Ecouter l'article.

0:00

Sur une place publique, La population est rassemblée, discutant avec des représentants du pouvoir.

Quand la Mauritanie se connecte à nouveau
Quand la Mauritanie se connecte à nouveau

Ahmed : (en riant) Eh bien, mes amis, nous voilà tous réunis, sans Twitter, sans Facebook, juste comme au bon vieux temps !

Fatou : (soupirant) Oui, Ahmed. Deux semaines sans internet, j’ai presque oublié comment ressembler à une photo de profil.

Sidi : (angoissé) Et moi, je ne sais même plus comment réagir sans un emoji !

Le Ministre : (arrivant, souriant) Mes chers concitoyens, quelle surprise de vous voir tous ici, en personne ! Quel vent de modernité nous amène ?

Ahmed : (sourire malicieux) Monsieur le Ministre, nous sommes venus discuter, car même sans internet, nous restons connectés… par nos préoccupations !

Fatou : (riant) Exactement, nous avons coupé la connexion entre nous et le stress !

Sidi : (sérieux) Monsieur le Ministre, nous voulons que la connexion internet soit rétablie.
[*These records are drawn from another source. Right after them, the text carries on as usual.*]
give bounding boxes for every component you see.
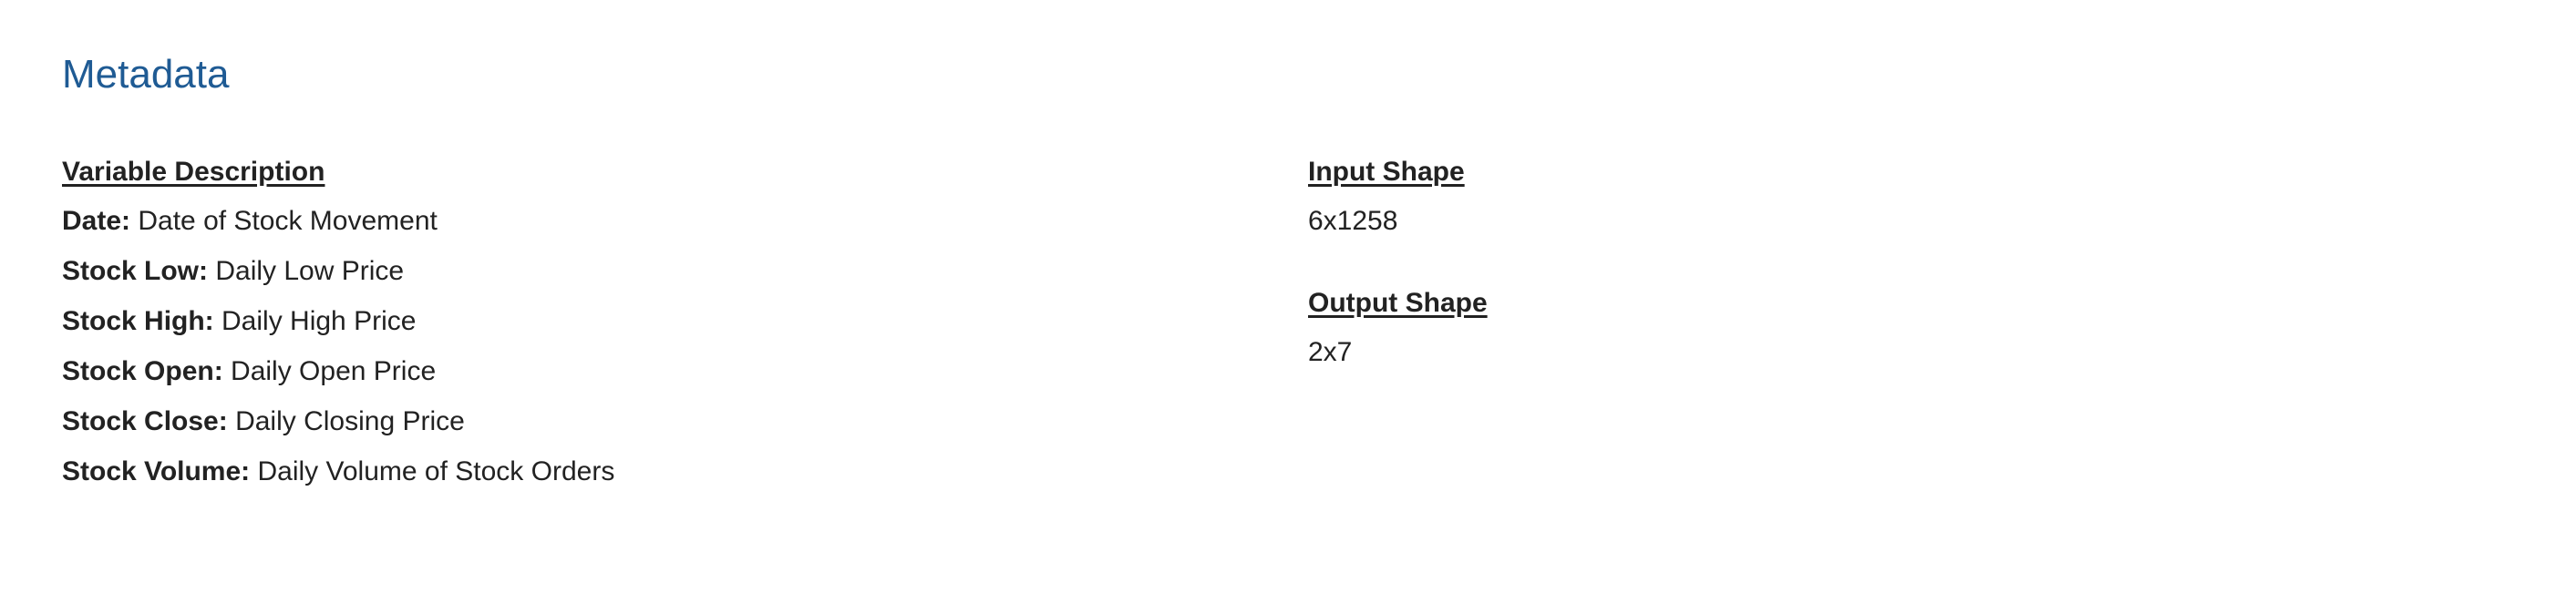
variable-list: Date: Date of Stock Movement Stock Low: …	[62, 204, 1247, 489]
variable-item-stock-close: Stock Close: Daily Closing Price	[62, 404, 1247, 439]
input-shape-value: 6x1258	[1308, 206, 1398, 236]
variable-description: Daily Open Price	[231, 356, 437, 386]
shape-section: Input Shape 6x1258 Output Shape 2x7	[1308, 155, 2493, 370]
variable-description-section: Variable Description Date: Date of Stock…	[62, 155, 1247, 489]
variable-description: Daily Volume of Stock Orders	[257, 456, 615, 486]
output-shape-heading: Output Shape	[1308, 288, 1488, 318]
variable-name: Stock Close:	[62, 406, 228, 436]
variable-description: Date of Stock Movement	[138, 206, 438, 236]
variable-name: Stock Volume:	[62, 456, 251, 486]
variable-name: Stock Open:	[62, 356, 223, 386]
variable-name: Stock Low:	[62, 256, 209, 286]
variable-name: Date:	[62, 206, 131, 236]
variable-name: Stock High:	[62, 306, 214, 336]
input-shape-heading: Input Shape	[1308, 157, 1465, 187]
variable-description: Daily Closing Price	[235, 406, 465, 436]
variable-description: Daily High Price	[222, 306, 417, 336]
variable-item-stock-low: Stock Low: Daily Low Price	[62, 254, 1247, 289]
variable-item-date: Date: Date of Stock Movement	[62, 204, 1247, 239]
input-shape-block: Input Shape 6x1258	[1308, 155, 2493, 239]
variable-description: Daily Low Price	[215, 256, 405, 286]
variable-item-stock-volume: Stock Volume: Daily Volume of Stock Orde…	[62, 455, 1247, 489]
page-title: Metadata	[62, 52, 230, 97]
variable-description-heading: Variable Description	[62, 157, 325, 187]
output-shape-value: 2x7	[1308, 337, 1353, 367]
variable-item-stock-open: Stock Open: Daily Open Price	[62, 354, 1247, 389]
variable-item-stock-high: Stock High: Daily High Price	[62, 304, 1247, 339]
output-shape-block: Output Shape 2x7	[1308, 286, 2493, 370]
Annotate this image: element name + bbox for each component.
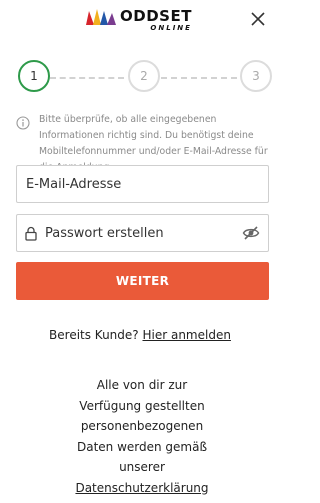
continue-button[interactable]: WEITER (16, 262, 269, 300)
step-connector (161, 77, 237, 79)
step-2: 2 (128, 60, 160, 92)
oddset-logo[interactable]: ODDSET ONLINE (86, 9, 192, 32)
password-field-wrapper (16, 214, 269, 252)
logo-subtitle: ONLINE (150, 24, 192, 32)
privacy-line: Alle von dir zur (96, 378, 188, 392)
info-icon (16, 116, 30, 130)
step-1: 1 (18, 60, 50, 92)
step-connector (50, 77, 124, 79)
lock-icon (25, 226, 37, 241)
logo-mark-icon (86, 9, 116, 25)
login-link[interactable]: Hier anmelden (142, 328, 230, 342)
login-prompt-text: Bereits Kunde? (49, 328, 139, 342)
privacy-line: unserer (119, 460, 165, 474)
close-icon[interactable] (250, 11, 266, 27)
header: ODDSET ONLINE (0, 0, 280, 44)
email-field-wrapper (16, 165, 269, 203)
logo-wordmark: ODDSET (120, 7, 192, 25)
privacy-line: Verfügung gestellten (79, 398, 205, 413)
privacy-line: Daten werden gemäß (76, 439, 208, 454)
privacy-line: personenbezogenen (80, 419, 204, 433)
registration-stepper: 1 2 3 (0, 60, 280, 96)
eye-slash-icon[interactable] (242, 225, 260, 241)
password-input[interactable] (45, 225, 242, 241)
email-input[interactable] (26, 176, 268, 192)
login-prompt: Bereits Kunde? Hier anmelden (0, 328, 280, 342)
privacy-notice: Alle von dir zur Verfügung gestellten pe… (60, 375, 224, 498)
step-3: 3 (240, 60, 272, 92)
privacy-policy-link[interactable]: Datenschutzerklärung (75, 481, 208, 495)
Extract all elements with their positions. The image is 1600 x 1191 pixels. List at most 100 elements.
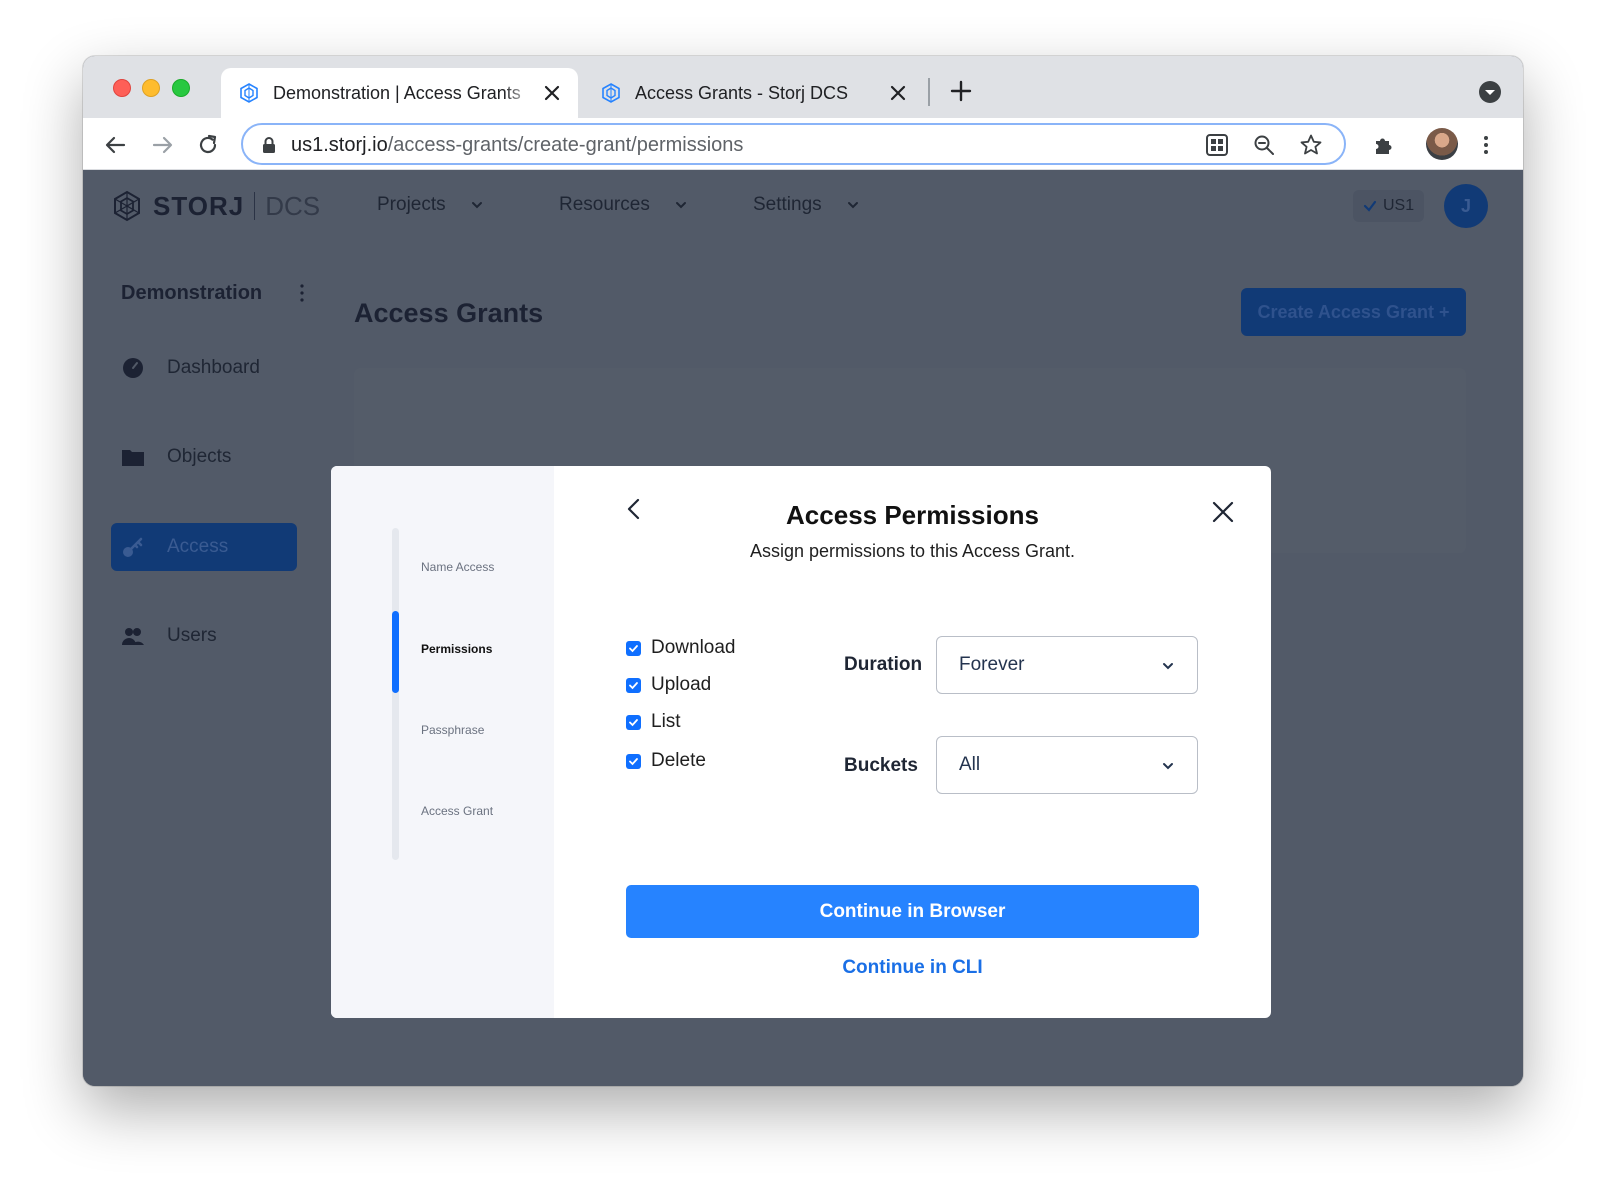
step-progress-track <box>392 528 399 860</box>
back-arrow-icon[interactable] <box>103 132 129 158</box>
download-checkbox[interactable] <box>626 640 641 656</box>
list-checkbox[interactable] <box>626 714 641 730</box>
duration-label: Duration <box>844 654 923 675</box>
page-title: Access Grants <box>354 298 544 328</box>
tab-search-button[interactable] <box>1479 81 1501 103</box>
sidebar-item-access[interactable]: Access <box>111 523 297 571</box>
delete-checkbox[interactable] <box>626 753 641 769</box>
sidebar-item-label: Access <box>167 536 229 557</box>
url-path: /access-grants/create-grant/permissions <box>387 134 744 156</box>
create-access-grant-button[interactable]: Create Access Grant + <box>1241 288 1466 336</box>
logo-divider <box>254 192 256 220</box>
browser-tab[interactable]: Access Grants - Storj DCS <box>583 68 923 118</box>
close-window-button[interactable] <box>113 79 131 97</box>
step-access-grant: Access Grant <box>421 804 494 818</box>
sidebar-item-label: Users <box>167 625 217 646</box>
step-permissions: Permissions <box>421 642 493 656</box>
users-icon <box>122 628 144 645</box>
buckets-select[interactable]: All <box>936 736 1198 794</box>
url-host: us1.storj.io <box>291 134 388 156</box>
modal-subtitle: Assign permissions to this Access Grant. <box>749 541 1076 561</box>
sidebar-item-label: Dashboard <box>167 357 260 378</box>
nav-label: Projects <box>377 194 446 215</box>
storj-favicon-icon <box>602 83 620 103</box>
modal-steps-panel: Name Access Permissions Passphrase Acces… <box>331 466 554 1018</box>
permission-download[interactable]: Download <box>626 637 736 659</box>
nav-resources[interactable]: Resources <box>559 194 688 216</box>
bookmark-star-icon[interactable] <box>1299 133 1323 157</box>
permission-upload[interactable]: Upload <box>626 674 711 696</box>
duration-select[interactable]: Forever <box>936 636 1198 694</box>
check-icon <box>1363 200 1377 212</box>
modal-title: Access Permissions <box>786 500 1039 530</box>
tab-title: Demonstration | Access Grants <box>273 83 521 103</box>
close-icon[interactable] <box>887 82 909 104</box>
check-icon <box>629 718 638 726</box>
permission-list[interactable]: List <box>626 711 681 733</box>
nav-settings[interactable]: Settings <box>753 194 860 216</box>
forward-arrow-icon[interactable] <box>149 132 175 158</box>
browser-window: Demonstration | Access Grants Access Gra… <box>83 56 1523 1086</box>
check-icon <box>629 681 638 689</box>
chevron-down-icon <box>1163 763 1173 770</box>
nav-projects[interactable]: Projects <box>377 194 484 216</box>
minimize-window-button[interactable] <box>142 79 160 97</box>
new-tab-plus-icon[interactable] <box>948 78 974 104</box>
user-avatar[interactable]: J <box>1444 184 1488 228</box>
permission-label: Delete <box>651 750 706 771</box>
sidebar-item-objects[interactable]: Objects <box>111 433 297 481</box>
chevron-down-icon <box>675 202 686 209</box>
more-vertical-icon[interactable] <box>1473 132 1499 158</box>
project-name[interactable]: Demonstration <box>121 282 262 305</box>
sidebar-item-users[interactable]: Users <box>111 612 297 660</box>
browser-tab-active[interactable]: Demonstration | Access Grants <box>221 68 578 118</box>
permission-delete[interactable]: Delete <box>626 750 706 772</box>
region-label: US1 <box>1383 197 1415 214</box>
step-name-access: Name Access <box>421 560 495 574</box>
sidebar-item-dashboard[interactable]: Dashboard <box>111 344 297 392</box>
dashboard-icon <box>123 358 143 378</box>
logo-brand: STORJ <box>153 190 245 221</box>
permission-label: Upload <box>651 674 712 695</box>
tab-title: Access Grants - Storj DCS <box>635 83 849 103</box>
kebab-menu-icon[interactable] <box>299 282 305 304</box>
tab-divider <box>928 78 930 106</box>
qr-code-icon[interactable] <box>1205 133 1229 157</box>
duration-value: Forever <box>959 654 1025 675</box>
url-text[interactable]: us1.storj.io/access-grants/create-grant/… <box>291 134 743 157</box>
maximize-window-button[interactable] <box>172 79 190 97</box>
app-root: STORJ DCS Projects Resources Settings US… <box>83 170 1523 1086</box>
region-selector[interactable]: US1 <box>1353 190 1425 222</box>
reload-icon[interactable] <box>195 132 221 158</box>
storj-logo[interactable]: STORJ DCS <box>111 186 320 226</box>
chevron-down-icon <box>471 202 482 209</box>
nav-label: Settings <box>753 194 822 215</box>
upload-checkbox[interactable] <box>626 677 641 693</box>
close-icon[interactable] <box>541 82 563 104</box>
continue-in-cli-link[interactable]: Continue in CLI <box>626 951 1199 985</box>
sidebar: Demonstration Dashboard Objects Access U… <box>83 242 326 1086</box>
zoom-icon[interactable] <box>1252 133 1276 157</box>
sidebar-item-label: Objects <box>167 446 232 467</box>
check-icon <box>629 644 638 652</box>
permission-label: List <box>651 711 681 732</box>
app-header: STORJ DCS Projects Resources Settings US… <box>83 170 1523 242</box>
nav-label: Resources <box>559 194 650 215</box>
access-permissions-modal: Name Access Permissions Passphrase Acces… <box>331 466 1271 1018</box>
browser-toolbar: us1.storj.io/access-grants/create-grant/… <box>83 118 1523 170</box>
buckets-value: All <box>959 754 981 775</box>
continue-in-browser-button[interactable]: Continue in Browser <box>626 885 1199 938</box>
logo-product: DCS <box>265 190 321 221</box>
extensions-puzzle-icon[interactable] <box>1371 132 1397 158</box>
tab-strip: Demonstration | Access Grants Access Gra… <box>83 56 1523 118</box>
folder-icon <box>122 450 144 466</box>
key-icon <box>123 537 143 557</box>
chevron-down-icon <box>1485 90 1495 95</box>
close-icon[interactable] <box>1211 500 1235 524</box>
check-icon <box>629 757 638 765</box>
permission-label: Download <box>651 637 736 658</box>
lock-icon[interactable] <box>261 136 277 154</box>
address-bar[interactable]: us1.storj.io/access-grants/create-grant/… <box>241 123 1346 165</box>
step-progress-indicator <box>392 611 399 693</box>
profile-avatar[interactable] <box>1426 128 1458 160</box>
On ne peut plus vivre sans nos ch’tarii et nos vidéos de bonne humeur !

Le Ministre : (riant) Ah, les fameux ch’tarii ! Mais dites-moi, vous n’étiez pas dans les rues à crier contre les résultats électoraux ? Vous avez changé de sujet ou de passion ?

Ahmed : (sérieux) Monsieur le Ministre, nous voulons vous dire que nos revendications étaient sérieuses, mais nous réalisons que la violence n’est pas la solution. Nous sommes fatigués et voulons trouver une solution pacifique.

Fatou : (ajoutant) Oui, nous sommes prêts à discuter. Il ne sert à rien de courir, il faut partir à point, comme dirait La Fontaine !

L’Aide du Ministre : (prenant des notes) Ah, une citation littéraire ! Vous savez parler à nos cœurs, mes amis.

Le Ministre : (souriant) Bien, bien, je comprends. Mais pourquoi devrions-nous rétablir la connexion ? Vous semblez vous amuser sans elle !

Sidi : (désespéré) Monsieur le Ministre, si je vois encore une seule feuille de papier journal, je vais finir par croire que nous sommes en 1995 !

Ahmed : (riant) Plus sérieusement, Monsieur le Ministre, nous savons que le dialogue est la clé. Nous voulons seulement être entendus et que nos préoccupations soient prises en compte.

Fatou : (d’un ton sage) Nous sommes tous Mauritaniens, et il est temps que nous agissions comme une famille. Une famille qui se dispute mais qui trouve toujours un moyen de se réconcilier.

Le Ministre : (réfléchissant) Vous avez raison. La paix et le respect des lois sont essentiels. Nous devons prendre soin de notre population et rester à son écoute.

L’Aide du Ministre : (ajoutant) Et peut-être que quelques vidéos de bonne humeur ne feront de mal à personne !

Le Ministre : (souriant) Très bien, mes amis. Je vais parler au Président. Nous devons ramener la connexion, mais promettez de rester calmes et respectueux.

Ahmed : (levant la main) Promis, Monsieur le Ministre. Nous voulons juste une Mauritanie en paix et connectée, dans tous les sens du terme.

Fatou : (souriant) Et peut-être une ou deux photos de profil mises à jour !

Sidi : (souriant largement) Et des ch’tarii, n’oublions pas les ch’tarii !

Le Ministre : (riant) D’accord, je vais voir ce que je peux faire. Pour la paix et le bien de tous !

Et ainsi, avec humour et sagesse, la connexion fut rétablie en Mauritanie, rappelant à tous que le dialogue pacifique et le respect sont les clés de la coexistence harmonieuse.